The concept of the game is the game. Once exposed to the division of labor between the players and referee, the idea of classes or skills, hit points, armor and equipment, and advancement tied to in-game success, you have what you need to either reconstruct a game or create something entirely new. Add monsters and treasure and you're on your way to something all the better for a sense of ownership. Most of us like buying and houseruling the work of others; but even this drinks from the same bottomless well of inspiration...

You can monetize this to a point; but I get the impression that WotC, perhaps like TSR before it, failed to recognize what they're selling - and the limits of monetization.

You can't stop houseruling; you can't stop the creation of original systems, and you almost certainly can't market a subscription service selling not only what its customers could do themselves, but what they inevitably will be doing just by approaching the hobby for what it is and what makes it so appealing. The genie's out of the bottle, and barring the collapse of civilization and its collective experience, our gaming hobby will thrive. Fantasy roleplay grows sideways into endless new directions, carried not by companies, but by its players...

Tuesday, January 3, 2023

Rusted: The Early D&D I Briefly Had...

Ok, so I never lost a winning lottery ticket. That's good, because kicking myself in the ass over potentially squandered millions is nothing I'm keen on experiencing. I don't take certain things well, and I'm guessing this would definitely qualify. But there was that one summer, sometime in the mid-70s, before Star Wars and after Planet of the Apes, when I held a piece of early D&D in my hands, only to lose it because kids lose stuff all the time...

What I lost was a bulette, an owlbear, and a rust monster. Apparently I lost an umber hulk, although I never saw the family resemblance. These iconic baddies first appeared in a collection of so-called prehistoric monster toys from Hong Kong (every cheap childhood toy was tengentally connected to the place); and I'm sure I found these gems in the impulse aisle of the neighborhood Win Dixie, cheap and easy for an indulgent mom.


They captivated me from the start such that I remember them all. Every one. I was a dinosaur fanatic from early on, so it was clear they mapped to no known species. But then, I also appreciated Japanese kaiju, and I'm sure that was part of it. First among equals though was the bulette, which I also imagined to be a shark monster, and a certain insect-like creature destined by fate to become a rust monster, bane of magical weapons everywhere.

I had fun with these. I really did. In fact (fun fact), I even invented a very early version of Monsters Destroy All Cities where gigantic kaiju settled their differences by rolling a single d6 each. The higher result was victorious, with ties getting a second round until someone fell, defeated in imaginary battle. I think my longest fight lasted 30 seconds or so. Is it any wonder I was destined to discover tabletop simulations? Certain things are fated...
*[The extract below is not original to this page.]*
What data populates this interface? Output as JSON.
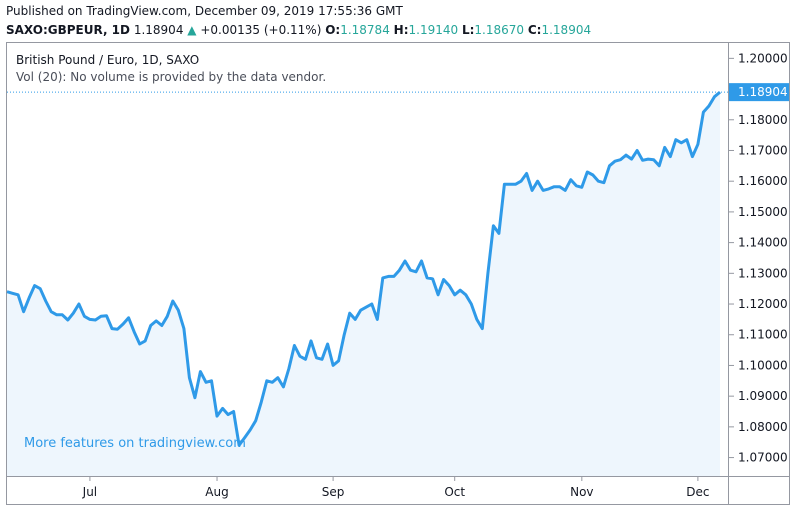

These delightful toys kicked around my junk pile for a few years, even after I discovered a life-changing thing called Dungeons & Dragons. But their significance to a hobby still young in 1978 was lost on me, although in retrospect, those pseudo-dinosaurs were influeing early gameplay while I was fighting 30-second battles in my dining-room. Such convergences are rare and obviously coincidental; but I don't mind losing the toys if it got me a passion.